Obliged Entity shall perform enhanced due diligence in case where on the basis of risk assessment carried out by the Obliged Entity
- one of its clients or
- some of the types of business or any particular business represents a higher risk of legalization of proceeds of criminal activity or terrorist financing.
Enhanced due diligence shall be performed if it is a politically exposed person, person established in a country that the European Commission has identified as high-risk or in a cross-border correspondence relations between the bank and financial institution with a partner institution from a third country.
Act also imposes an obligation for all legal entities that are not a subject of public authority and for special-purpose associations without any legal personality to identify its ultimate beneficial owner and in a paper or electronic form store and update identification data of the ultimate beneficial owner including data from which a natural person can be identified as the ultimate beneficial owner. The legal entity is obliged to keep these data for a period when a natural person has a status of the ultimate beneficial owner and for a period of five years following the termination of this status. Obliged Entities are obliged to register the ultimate beneficial owners into the Commercial Registry. Legal entities established until 31 October 2018 are obliged to fulfil this obligation by 31 December 2019 at the latest.
Obliged Entity is obliged to prepare in writing, introduce and update its Own Activity Programme. The own Activity Programme must contain overview of the forms of unusual transactions of the legal entity or the natural person-entrepreneur and appointment of a person who is liable for the prevention of legalization and terrorist financing, provides reporting of unusual transactions and ongoing contract with the Financial Intelligence Unit.

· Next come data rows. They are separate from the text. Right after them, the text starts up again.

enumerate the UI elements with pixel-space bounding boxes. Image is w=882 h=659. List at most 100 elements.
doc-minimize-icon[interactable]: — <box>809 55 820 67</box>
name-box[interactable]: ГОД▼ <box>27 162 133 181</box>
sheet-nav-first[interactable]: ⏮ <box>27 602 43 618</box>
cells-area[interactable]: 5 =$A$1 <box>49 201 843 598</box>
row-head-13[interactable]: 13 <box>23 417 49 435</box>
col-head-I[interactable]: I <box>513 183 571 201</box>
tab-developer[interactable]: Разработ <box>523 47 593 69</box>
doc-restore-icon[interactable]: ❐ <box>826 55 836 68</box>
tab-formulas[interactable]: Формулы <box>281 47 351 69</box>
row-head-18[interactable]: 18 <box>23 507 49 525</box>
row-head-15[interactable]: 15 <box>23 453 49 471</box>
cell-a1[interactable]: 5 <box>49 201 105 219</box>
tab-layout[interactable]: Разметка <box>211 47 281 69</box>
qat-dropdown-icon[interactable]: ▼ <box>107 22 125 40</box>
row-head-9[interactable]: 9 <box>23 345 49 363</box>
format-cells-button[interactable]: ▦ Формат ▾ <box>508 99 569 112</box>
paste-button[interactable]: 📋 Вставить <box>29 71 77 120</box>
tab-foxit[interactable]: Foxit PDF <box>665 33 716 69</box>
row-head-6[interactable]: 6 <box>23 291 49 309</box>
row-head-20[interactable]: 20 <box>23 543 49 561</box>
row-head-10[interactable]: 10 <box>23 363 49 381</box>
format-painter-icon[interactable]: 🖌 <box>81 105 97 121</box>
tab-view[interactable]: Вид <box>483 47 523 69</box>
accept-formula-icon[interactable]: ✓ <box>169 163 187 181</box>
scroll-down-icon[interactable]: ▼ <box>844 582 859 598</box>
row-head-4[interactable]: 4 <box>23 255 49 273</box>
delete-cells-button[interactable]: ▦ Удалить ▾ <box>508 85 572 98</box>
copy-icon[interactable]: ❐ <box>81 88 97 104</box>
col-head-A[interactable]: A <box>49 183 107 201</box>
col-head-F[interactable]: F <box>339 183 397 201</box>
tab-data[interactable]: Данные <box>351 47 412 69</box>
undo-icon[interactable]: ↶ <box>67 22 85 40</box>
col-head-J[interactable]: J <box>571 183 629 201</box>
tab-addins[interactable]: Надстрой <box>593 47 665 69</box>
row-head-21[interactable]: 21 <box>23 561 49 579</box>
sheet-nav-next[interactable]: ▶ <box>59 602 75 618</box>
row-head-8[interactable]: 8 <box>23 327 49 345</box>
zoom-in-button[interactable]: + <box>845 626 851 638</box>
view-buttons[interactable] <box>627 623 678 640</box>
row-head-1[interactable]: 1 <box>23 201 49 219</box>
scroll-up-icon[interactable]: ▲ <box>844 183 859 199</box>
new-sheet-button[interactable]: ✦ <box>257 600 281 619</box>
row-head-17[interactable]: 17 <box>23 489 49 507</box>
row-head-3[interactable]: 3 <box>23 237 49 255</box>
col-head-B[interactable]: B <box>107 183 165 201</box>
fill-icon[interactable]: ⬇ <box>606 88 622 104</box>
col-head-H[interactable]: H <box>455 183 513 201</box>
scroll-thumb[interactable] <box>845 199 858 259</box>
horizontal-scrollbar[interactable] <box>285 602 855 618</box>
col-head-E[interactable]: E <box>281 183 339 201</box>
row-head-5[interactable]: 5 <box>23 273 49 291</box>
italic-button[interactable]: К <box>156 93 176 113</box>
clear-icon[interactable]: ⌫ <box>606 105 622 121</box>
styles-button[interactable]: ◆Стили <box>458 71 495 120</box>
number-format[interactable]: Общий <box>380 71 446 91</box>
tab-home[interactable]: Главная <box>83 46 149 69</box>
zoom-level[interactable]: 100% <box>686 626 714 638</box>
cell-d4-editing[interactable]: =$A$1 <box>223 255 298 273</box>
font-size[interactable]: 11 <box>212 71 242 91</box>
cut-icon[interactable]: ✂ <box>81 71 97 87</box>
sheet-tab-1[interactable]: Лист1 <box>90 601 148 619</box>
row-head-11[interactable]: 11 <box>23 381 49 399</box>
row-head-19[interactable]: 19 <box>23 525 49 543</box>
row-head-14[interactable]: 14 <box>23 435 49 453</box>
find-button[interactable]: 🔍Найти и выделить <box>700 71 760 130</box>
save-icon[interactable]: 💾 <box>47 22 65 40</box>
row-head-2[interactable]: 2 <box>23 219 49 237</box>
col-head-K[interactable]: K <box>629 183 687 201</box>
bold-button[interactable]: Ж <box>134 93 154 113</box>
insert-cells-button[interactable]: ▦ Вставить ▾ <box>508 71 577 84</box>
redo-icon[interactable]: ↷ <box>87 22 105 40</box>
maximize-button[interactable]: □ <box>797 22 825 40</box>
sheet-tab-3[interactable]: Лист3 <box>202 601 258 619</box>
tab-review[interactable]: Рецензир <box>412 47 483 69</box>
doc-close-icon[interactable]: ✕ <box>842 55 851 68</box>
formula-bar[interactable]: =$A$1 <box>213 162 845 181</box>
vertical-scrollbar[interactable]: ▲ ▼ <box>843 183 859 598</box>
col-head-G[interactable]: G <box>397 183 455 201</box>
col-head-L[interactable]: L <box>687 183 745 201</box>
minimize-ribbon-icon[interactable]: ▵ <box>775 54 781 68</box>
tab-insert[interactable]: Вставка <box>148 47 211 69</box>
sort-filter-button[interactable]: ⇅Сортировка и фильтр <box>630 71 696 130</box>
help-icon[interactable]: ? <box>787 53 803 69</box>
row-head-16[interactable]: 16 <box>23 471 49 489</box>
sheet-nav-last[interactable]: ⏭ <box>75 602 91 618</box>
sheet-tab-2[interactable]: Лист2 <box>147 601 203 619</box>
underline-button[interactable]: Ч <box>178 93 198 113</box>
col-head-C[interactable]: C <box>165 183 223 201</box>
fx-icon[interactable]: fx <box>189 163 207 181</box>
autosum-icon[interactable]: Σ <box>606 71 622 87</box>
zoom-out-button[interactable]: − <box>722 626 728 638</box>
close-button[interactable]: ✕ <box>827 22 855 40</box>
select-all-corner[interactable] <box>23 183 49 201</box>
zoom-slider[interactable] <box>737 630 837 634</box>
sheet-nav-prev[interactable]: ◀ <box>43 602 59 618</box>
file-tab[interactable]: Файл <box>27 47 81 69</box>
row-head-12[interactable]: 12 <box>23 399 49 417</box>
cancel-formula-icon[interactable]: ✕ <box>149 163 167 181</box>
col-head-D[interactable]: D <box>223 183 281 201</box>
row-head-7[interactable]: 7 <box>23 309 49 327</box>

Based on the wording of the Act we can conclude that the legislator has significantly extended a circle of Obliged Entities as well as the scope of their obligations. The legislator has imposed obligations also for entities who are no defined as the Obliged Entities, when requiring all legal entities that are not a subject of public authority and special-purpose associations without any legal personality to identify their ultimate beneficial owners and register them into the Commercial registry.
In case of infringement of the provisions / obligations of the Obliged Entities the legislator shall lay down the penalties up to EUR 1,000,000.
Regarding a relatively high level of penalties laid down by the legislator for non-compliance with the provisions of the Act as well as high probability of further tightening of procedures and obligations relating to prevention of legalization of proceeds of criminal activity it is necessary at the earliest possible date to:
- carefully assess processes in every single entity which is a subject to the relevant obligations stipulated by the Act and set up processes within the scope of prevention of legalization of proceeds of criminal activity,
- prepare the Own Activity Programme and appoint the persons liable for ensuring fulfilment of the obligations stipulated by the Act,
- identify the ultimate beneficial owners and register them into the Commercial registry (31 December 2019 at the latest) as well as
- take all other necessary measures at all levels of risk management in the company in order to fulfil all the obligations stipulate by the Act.